Shepard and Turner converted 22 of 29 field goals between them in the contest.

Meanwhile, ACC Tournament MVP and point guard Jackie Young (21 points, 10 rebounds), who plays much bigger than her 6-foot size, drove aggressively into the lane repeatedly and set the tone early for Notre Dame’s inside dominance. This victory marked the 8th time this season Shepard and Young posted double-doubles in the same game, with Shepard putting up the 54th of her career.

The inside numbers tell the story:

• The Fighting Irish out-scored Louisville by an astounding 72-40 in the paint.

• Notre Dame crushed the Cardinals on the offensive glass with 23 offensive rebounds. In the first half alone it was 11-0.

• The dominance on the boards resulted in a 28-17 Irish advantage in second-chance points.

All five Irish starters tallied in double-figures again, with Shepard joining Young on the first-team All-Tournament Team.

“Today you saw [the guards] do a great job of putting the ball inside, which is what the coaches wanted,” Shepard told ESPN after the game. “That’s just a credit to my teammates. …The biggest strength of us is our versatility on offense. We have five people who can score 30 any game, so that just talks about my teammates.”

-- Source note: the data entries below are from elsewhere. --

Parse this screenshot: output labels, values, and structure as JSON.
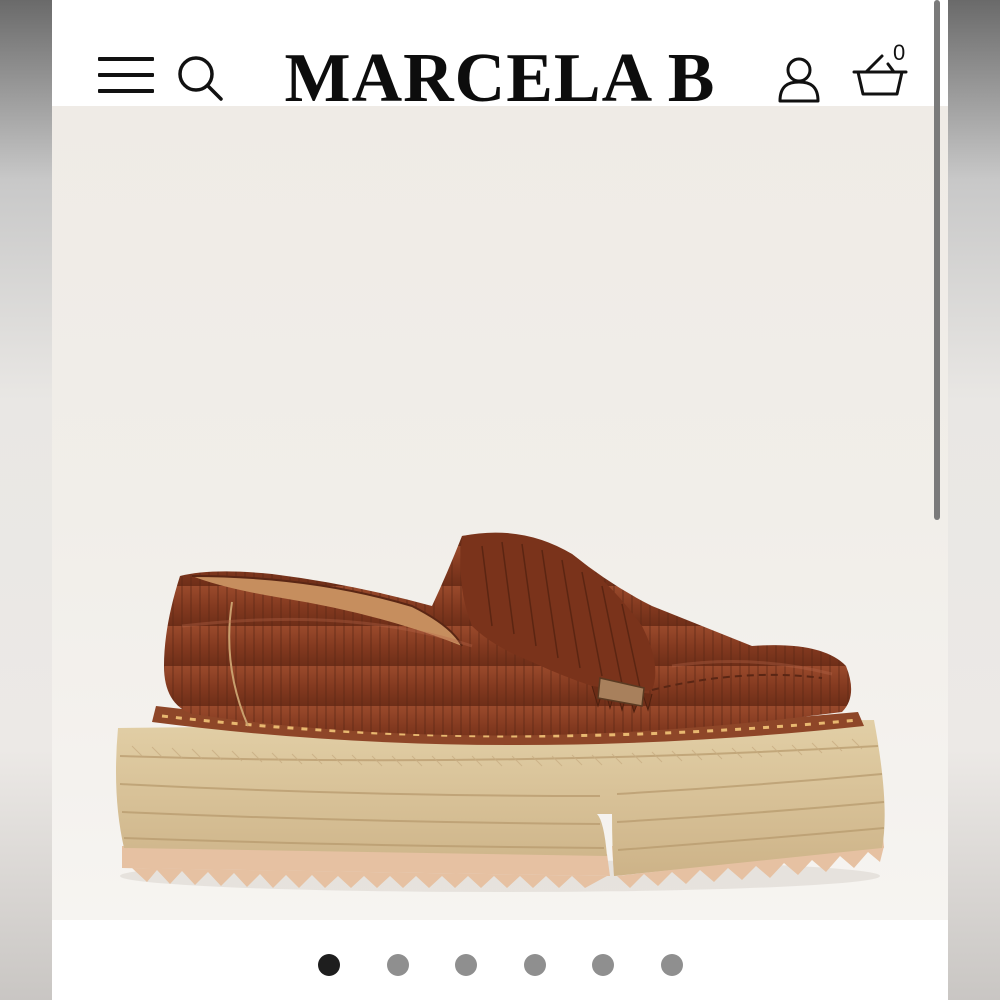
{
  "header": {
    "logo": "MARCELA B",
    "cart_count": "0"
  },
  "icons": {
    "menu": "hamburger-menu-icon",
    "search": "search-icon",
    "account": "user-icon",
    "cart": "shopping-basket-icon"
  },
  "gallery": {
    "slide_count": 6,
    "active_slide": 1
  },
  "colors": {
    "leather": "#8a3d22",
    "espadrille": "#d9c39a",
    "sole": "#e8c4a6",
    "background": "#efebe6",
    "dot_active": "#1e1e1e",
    "dot_inactive": "#8f8f8f"
  }
}
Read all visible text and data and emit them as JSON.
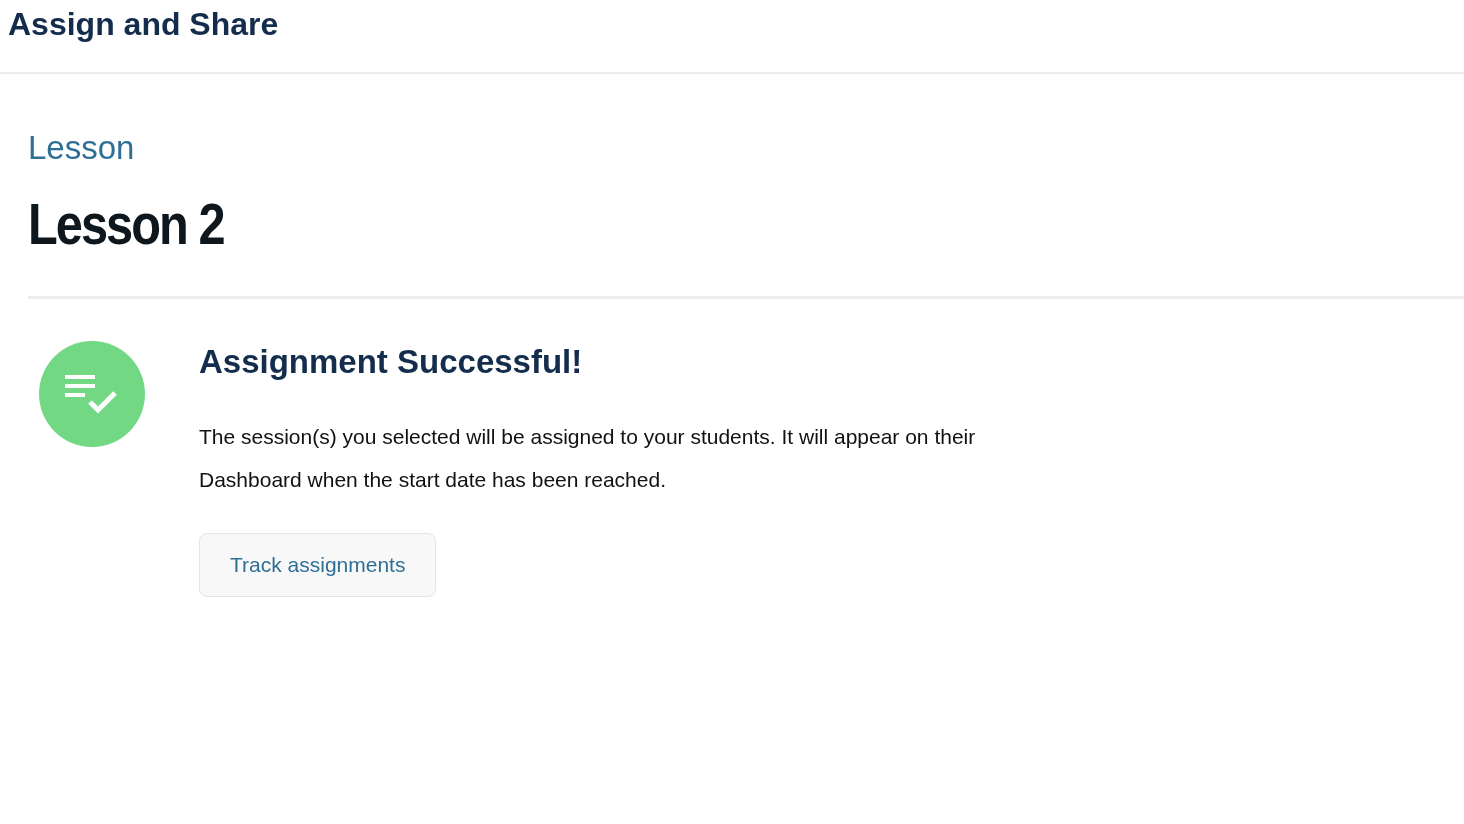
{
  "header": {
    "title": "Assign and Share"
  },
  "lesson": {
    "label": "Lesson",
    "title": "Lesson 2"
  },
  "confirmation": {
    "heading": "Assignment Successful!",
    "message": "The session(s) you selected will be assigned to your students. It will appear on their Dashboard when the start date has been reached.",
    "button": "Track assignments"
  }
}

Louisville found itself shorthanded minus Fuehring, who already had suffered a hairline fracture in her nose the previous day, and then was injured in the second quarter versus the Irish. The Cardinals also were minus starting guard Arica Carter because of an injury.

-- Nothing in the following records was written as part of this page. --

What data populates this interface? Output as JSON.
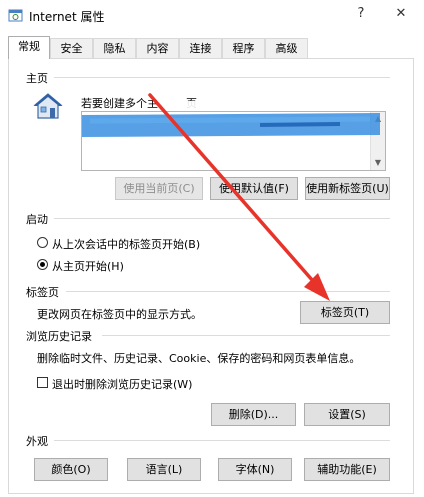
{
  "window": {
    "title": "Internet 属性",
    "help_glyph": "?",
    "close_glyph": "✕"
  },
  "tabs": [
    {
      "label": "常规",
      "active": true
    },
    {
      "label": "安全"
    },
    {
      "label": "隐私"
    },
    {
      "label": "内容"
    },
    {
      "label": "连接"
    },
    {
      "label": "程序"
    },
    {
      "label": "高级"
    }
  ],
  "home": {
    "section": "主页",
    "hint": "若要创建多个主",
    "hint_tail": "页",
    "buttons": {
      "use_current": "使用当前页(C)",
      "use_default": "使用默认值(F)",
      "use_new_tab": "使用新标签页(U)"
    }
  },
  "startup": {
    "section": "启动",
    "option_last_session": "从上次会话中的标签页开始(B)",
    "option_home": "从主页开始(H)"
  },
  "tabs_section": {
    "section": "标签页",
    "description": "更改网页在标签页中的显示方式。",
    "button": "标签页(T)"
  },
  "history": {
    "section": "浏览历史记录",
    "description": "删除临时文件、历史记录、Cookie、保存的密码和网页表单信息。",
    "checkbox": "退出时删除浏览历史记录(W)",
    "delete_button": "删除(D)...",
    "settings_button": "设置(S)"
  },
  "appearance": {
    "section": "外观",
    "colors": "颜色(O)",
    "languages": "语言(L)",
    "fonts": "字体(N)",
    "accessibility": "辅助功能(E)"
  },
  "colors": {
    "arrow": "#e8332a",
    "redaction": "#3a8fe0"
  }
}
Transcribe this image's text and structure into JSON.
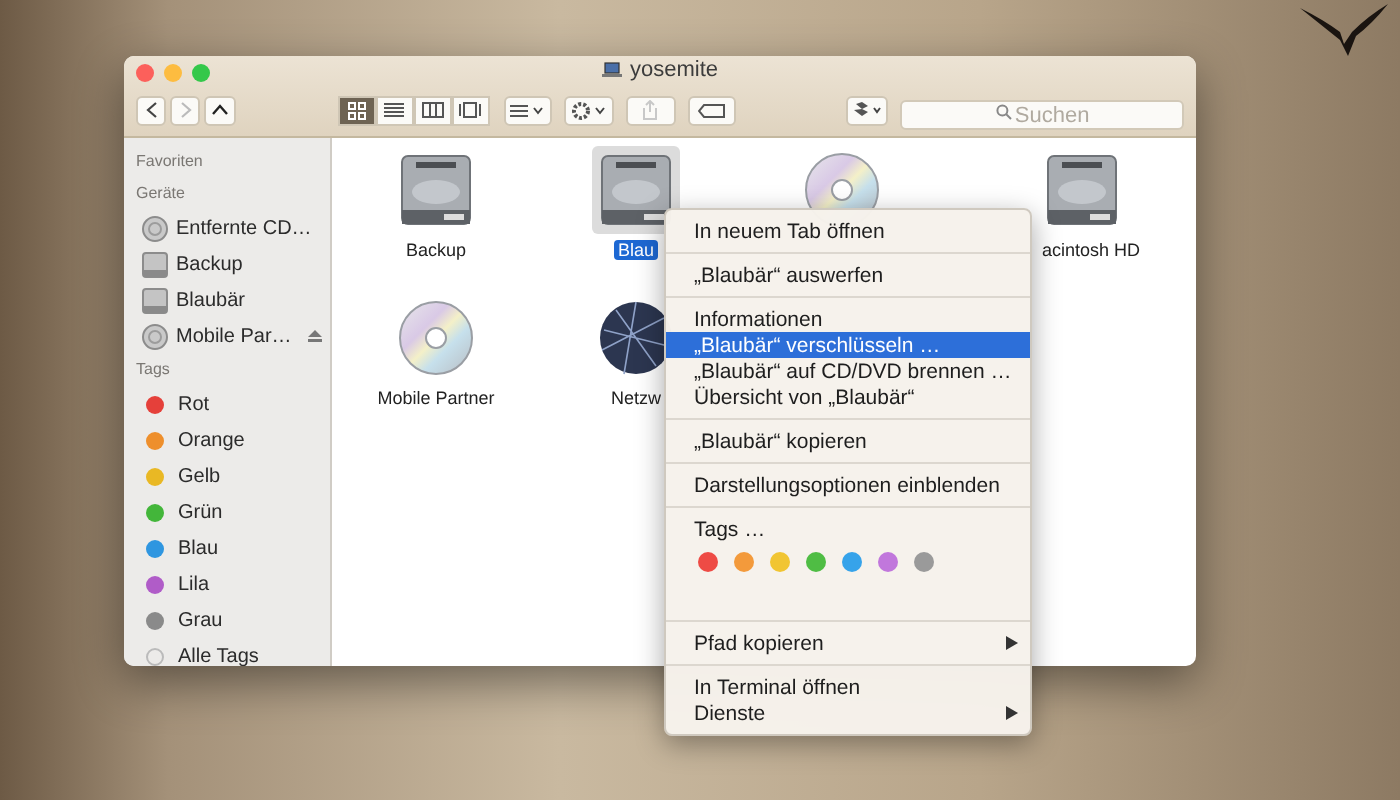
{
  "window": {
    "title": "yosemite"
  },
  "toolbar": {
    "view_modes": [
      {
        "selected": true
      },
      {
        "selected": false
      },
      {
        "selected": false
      },
      {
        "selected": false
      }
    ],
    "share_disabled": true,
    "search": {
      "placeholder": "Suchen"
    }
  },
  "sidebar": {
    "sections": [
      {
        "title": "Favoriten"
      },
      {
        "title": "Geräte",
        "items": [
          {
            "label": "Entfernte CD…",
            "kind": "disc",
            "eject": false
          },
          {
            "label": "Backup",
            "kind": "drive",
            "eject": false
          },
          {
            "label": "Blaubär",
            "kind": "drive",
            "eject": false
          },
          {
            "label": "Mobile Par…",
            "kind": "disc",
            "eject": true
          }
        ]
      },
      {
        "title": "Tags",
        "items": [
          {
            "label": "Rot",
            "kind": "tag",
            "color": "#e5403a"
          },
          {
            "label": "Orange",
            "kind": "tag",
            "color": "#ee8f2c"
          },
          {
            "label": "Gelb",
            "kind": "tag",
            "color": "#e9b824"
          },
          {
            "label": "Grün",
            "kind": "tag",
            "color": "#43b63a"
          },
          {
            "label": "Blau",
            "kind": "tag",
            "color": "#2f96e0"
          },
          {
            "label": "Lila",
            "kind": "tag",
            "color": "#b05cc8"
          },
          {
            "label": "Grau",
            "kind": "tag",
            "color": "#8a8a8a"
          },
          {
            "label": "Alle Tags",
            "kind": "all"
          }
        ]
      }
    ]
  },
  "files": [
    {
      "label": "Backup",
      "kind": "drive",
      "selected": false
    },
    {
      "label": "Blau",
      "kind": "drive",
      "selected": true
    },
    {
      "kind": "disc",
      "selected": false
    },
    {
      "label": "acintosh HD",
      "kind": "drive",
      "selected": false
    },
    {
      "label": "Mobile Partner",
      "kind": "disc",
      "selected": false
    },
    {
      "label": "Netzw",
      "kind": "network",
      "selected": false
    }
  ],
  "context_menu": {
    "groups": [
      {
        "items": [
          {
            "label": "In neuem Tab öffnen",
            "selected": false,
            "submenu": false
          }
        ]
      },
      {
        "items": [
          {
            "label": "„Blaubär“ auswerfen",
            "selected": false,
            "submenu": false
          }
        ]
      },
      {
        "items": [
          {
            "label": "Informationen",
            "selected": false,
            "submenu": false
          },
          {
            "label": "„Blaubär“ verschlüsseln …",
            "selected": true,
            "submenu": false
          },
          {
            "label": "„Blaubär“ auf CD/DVD brennen …",
            "selected": false,
            "submenu": false
          },
          {
            "label": "Übersicht von „Blaubär“",
            "selected": false,
            "submenu": false
          }
        ]
      },
      {
        "items": [
          {
            "label": "„Blaubär“ kopieren",
            "selected": false,
            "submenu": false
          }
        ]
      },
      {
        "items": [
          {
            "label": "Darstellungsoptionen einblenden",
            "selected": false,
            "submenu": false
          }
        ]
      },
      {
        "tags_label": "Tags …",
        "tag_colors": [
          {
            "color": "#ee4b45"
          },
          {
            "color": "#f39a3b"
          },
          {
            "color": "#f1c532"
          },
          {
            "color": "#4fbd44"
          },
          {
            "color": "#36a3ea"
          },
          {
            "color": "#c177dc"
          },
          {
            "color": "#9a9a9a"
          }
        ]
      },
      {
        "items": [
          {
            "label": "Pfad kopieren",
            "selected": false,
            "submenu": true
          }
        ]
      },
      {
        "items": [
          {
            "label": "In Terminal öffnen",
            "selected": false,
            "submenu": false
          },
          {
            "label": "Dienste",
            "selected": false,
            "submenu": true
          }
        ]
      }
    ]
  }
}
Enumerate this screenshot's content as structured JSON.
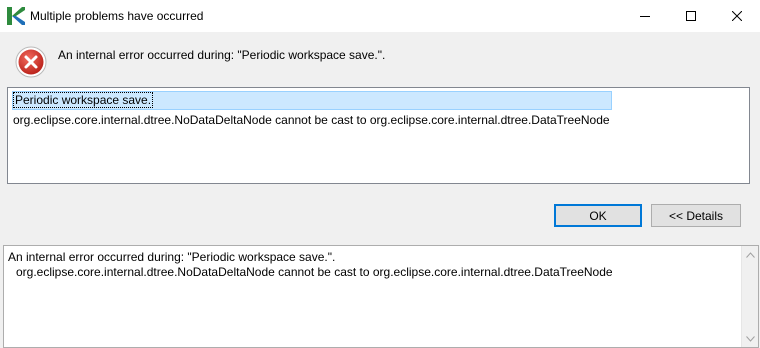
{
  "window": {
    "title": "Multiple problems have occurred",
    "app_icon": "kepler-app-icon",
    "controls": {
      "minimize": "minimize-icon",
      "maximize": "maximize-icon",
      "close": "close-icon"
    }
  },
  "header": {
    "icon": "error-icon",
    "message": "An internal error occurred during: \"Periodic workspace save.\"."
  },
  "details_list": {
    "items": [
      "Periodic workspace save.",
      "org.eclipse.core.internal.dtree.NoDataDeltaNode cannot be cast to org.eclipse.core.internal.dtree.DataTreeNode"
    ],
    "selected_index": 0
  },
  "buttons": {
    "ok_label": "OK",
    "details_label": "<< Details"
  },
  "details_text": {
    "lines": [
      "An internal error occurred during: \"Periodic workspace save.\".",
      "org.eclipse.core.internal.dtree.NoDataDeltaNode cannot be cast to org.eclipse.core.internal.dtree.DataTreeNode"
    ]
  },
  "colors": {
    "error_red": "#d9312b",
    "selection_bg": "#cce8ff",
    "app_icon_green": "#2e8b3e",
    "app_icon_blue": "#1e6fb8"
  }
}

Even with Fuehring on the floor in the first quarter, though, Notre Dame asserted immediate inside dominance while building a 27-17 lead at the end of the first 10-minute segment. The Irish attempted only one three-pointer during that stretch, which missed, and all 12 baskets in 21 attempts were either lay-ups in transition or drives to the basket in the quarter-court offense.

Louisville gamely battled throughout the first half, pulling to within 45-39 at one point, but the Irish still led 48-39 at the intermission while out-rebounding the Cardinals 24-11 and doubling their points in the point (36-18).

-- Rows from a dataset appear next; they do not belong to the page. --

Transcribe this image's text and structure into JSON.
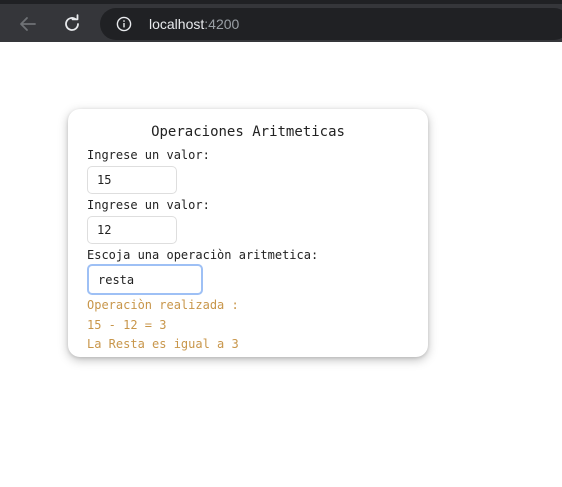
{
  "browser": {
    "url_host": "localhost",
    "url_port": ":4200"
  },
  "card": {
    "title": "Operaciones Aritmeticas",
    "label_value_1": "Ingrese un valor:",
    "value_1": "15",
    "label_value_2": "Ingrese un valor:",
    "value_2": "12",
    "label_operation": "Escoja una operaciòn aritmetica:",
    "operation": "resta",
    "result_heading": "Operaciòn realizada :",
    "result_expression": "15 - 12 = 3",
    "result_sentence": "La Resta es igual a 3"
  },
  "colors": {
    "toolbar": "#35363a",
    "result_text": "#c8964a",
    "focus_border": "#9ec0f5"
  },
  "icons": [
    "back-arrow-icon",
    "reload-icon",
    "info-icon"
  ]
}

Notre Dame gradually pulled away in the third quarter when it outscored the Cardinals 25-17 (with a 22-5 lead in offensive rebounds at one point) and were ahead 99-72 before Louisville scored the final seven points.

Selection Monday will be March 18, with the Irish hosting the first two games in what is expected to be the Chicago Regional.


Three-Point Play

1. Passing Fancy

Shepard joined Young, Marina Mabrey and Arike Ogunbowale in the 100-assist club this season when she tipped a pass from Young to Shepard for a layup in the third quarter. It is a testament to the ball movement and unselfishness of this team. Furthermore it shows how even when All-American Ogunbowale goes 5 of 18 from the field in the semifinal and 5 of 19 in the final, the Irish can still maintain a 96-point scoring average (never less than 89) while shooting at a 54-percent clip the past nine games.


2. Another Dimension?

Throughout her career, three-time ACC Defensive Player of the Year Turner has not only been a shot-blocking force but peerless nationally among post players when it comes to sprinting down the floor. That has resulted in hundreds of baskets on layups off transition or on alley-oop passes, at which she also is among the best.

She has never quite displayed a back-to-the-basket game or consistent jumper, but against the Cardinals she knocked down four short six-to-eight foot shots with aplomb. She also was 8 of 8 the last two games from the foul line (10 of 11 overall in the tourney) where she had been about a 61-percent shooter in her career. If that type of performance continues, stopping this offense will be virtually impossible.


3. Three Heads, One Crown

With all respect to Oregon, Mississippi State, Louisville and many others … the title this season will go again to one of the three teams that won six of the last seven championships: UConn, Baylor or the Irish. South Carolina was the exception in 2017. The Bears and Huskies are the only two teams, in my humble opinion, that could vanquish the Irish. UConn already did earlier this year, while Baylor has its own Twin Towers in 6-7 Kalani Brown and 6-4 Lauren Cox who lead the most dominant defense in the nation.